使用したキットのオリジナルは1988、1989年のMADE IN USA。この頃のモノグラム・タッチのレベル製品は、AMTに対抗して新製品のスケールを1/25に統一し、非常に出来が良かった。ボディの改造は3ヶ所、1968年型のみの特徴となる部分。まず、この年はStingrayの呼称はなかったから、ボディサイドのロゴを取り除く。次に、ドアオープナー主変は凹んだ形状に彫り込み、孔を開けてプッシュボタンを差し込む。そして、左右リアバンパーの下にバックランプを再現する。したがって、テールランプの内側はすべてクリアーレッドのままでよい。

エンジン、足周り、インテリアはとても組み立てやすく、特に問題はないだろう。残念なのはキットに付属するタイヤだ。1/24のものと共通なので、ホイールとともにオーバースケールになっている。できれば1/25にしたいところだ。作例ではAMTの1970年型コルベット(6218)のラリーホイールを流用し、タイヤもAMTの現行キットから70プロファイルの15インチに合うものを探した。オプションリストによると、タイヤのサイドストライプはレッドとホワイトがあるので、レッドをチョイス。サイドの凹みにタミヤのアクリルカラーを流し込んだ。なお、この年式ではホワイトレタータイヤは設定されていないようだ。

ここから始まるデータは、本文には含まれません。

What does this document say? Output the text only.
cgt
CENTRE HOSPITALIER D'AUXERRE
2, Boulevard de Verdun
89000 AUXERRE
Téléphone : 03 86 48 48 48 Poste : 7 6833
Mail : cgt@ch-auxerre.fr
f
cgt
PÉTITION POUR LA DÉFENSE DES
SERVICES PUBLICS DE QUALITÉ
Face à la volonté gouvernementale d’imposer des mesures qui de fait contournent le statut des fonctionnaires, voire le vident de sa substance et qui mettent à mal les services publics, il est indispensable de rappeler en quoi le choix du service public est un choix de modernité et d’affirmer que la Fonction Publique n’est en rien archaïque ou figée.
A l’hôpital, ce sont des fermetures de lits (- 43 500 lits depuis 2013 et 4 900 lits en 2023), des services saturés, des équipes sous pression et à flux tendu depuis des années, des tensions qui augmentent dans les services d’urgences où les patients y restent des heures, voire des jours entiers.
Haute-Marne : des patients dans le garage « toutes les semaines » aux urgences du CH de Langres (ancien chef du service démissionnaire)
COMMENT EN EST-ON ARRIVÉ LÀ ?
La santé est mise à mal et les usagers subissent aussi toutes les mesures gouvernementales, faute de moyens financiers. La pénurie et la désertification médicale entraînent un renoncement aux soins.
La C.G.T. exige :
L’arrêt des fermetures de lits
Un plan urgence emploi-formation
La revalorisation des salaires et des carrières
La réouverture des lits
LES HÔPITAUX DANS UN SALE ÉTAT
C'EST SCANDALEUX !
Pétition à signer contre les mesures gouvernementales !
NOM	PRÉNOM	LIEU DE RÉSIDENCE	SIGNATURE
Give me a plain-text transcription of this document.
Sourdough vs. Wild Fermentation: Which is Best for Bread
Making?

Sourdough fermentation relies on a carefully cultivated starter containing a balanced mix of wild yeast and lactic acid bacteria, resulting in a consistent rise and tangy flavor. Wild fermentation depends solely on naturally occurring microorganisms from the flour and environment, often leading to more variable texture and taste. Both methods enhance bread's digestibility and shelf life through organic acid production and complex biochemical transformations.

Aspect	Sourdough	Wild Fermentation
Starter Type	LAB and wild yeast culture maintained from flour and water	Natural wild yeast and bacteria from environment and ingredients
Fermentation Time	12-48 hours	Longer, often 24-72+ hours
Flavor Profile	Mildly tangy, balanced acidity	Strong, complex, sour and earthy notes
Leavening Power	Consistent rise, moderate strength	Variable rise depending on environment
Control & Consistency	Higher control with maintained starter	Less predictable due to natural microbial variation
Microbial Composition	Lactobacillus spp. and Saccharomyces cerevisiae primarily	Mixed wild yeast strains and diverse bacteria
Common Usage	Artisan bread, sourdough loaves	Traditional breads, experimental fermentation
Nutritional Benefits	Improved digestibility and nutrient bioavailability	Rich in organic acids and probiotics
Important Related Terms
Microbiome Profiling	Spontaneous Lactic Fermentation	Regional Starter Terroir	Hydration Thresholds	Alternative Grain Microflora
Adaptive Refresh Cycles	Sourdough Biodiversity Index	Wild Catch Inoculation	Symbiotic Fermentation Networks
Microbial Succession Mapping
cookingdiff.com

ボディカラーはTUXEDO BLACK(カラーコード900)、いわゆるピアノブラック。クレオスのC2ブラックで下塗りをしてから、C157スーパーブラックを重ね塗り、仕上げにスーパークリアーⅡを用いて研ぎだした。インテリアはレッド。下塗りをサーモンピンク(ベースホワイト+モンザレッド)で行った後、モンザレッドにブラックを少し混ぜて深みを出したものを、つや消しにして吹き付けてある。

エンジンに追加したパイピングはプラグコードのみ。L-88の多くは赤いコードを使用しているようだ。ダッシュボードやドアの内張りにも違いがあるから、1968年と1969年のパーツを間違えないようにする。L-88仕様にはラジオのモールドはないから、間違ってもアンテナは立てないように。エンジンフード横には「427 L-88」という文字がモールドされているが、本来は「427」のみ。モールドを全て削り取って「427」のデカールを貼った。車高は問題ないが、リアのトレッドはやや広めに修正している。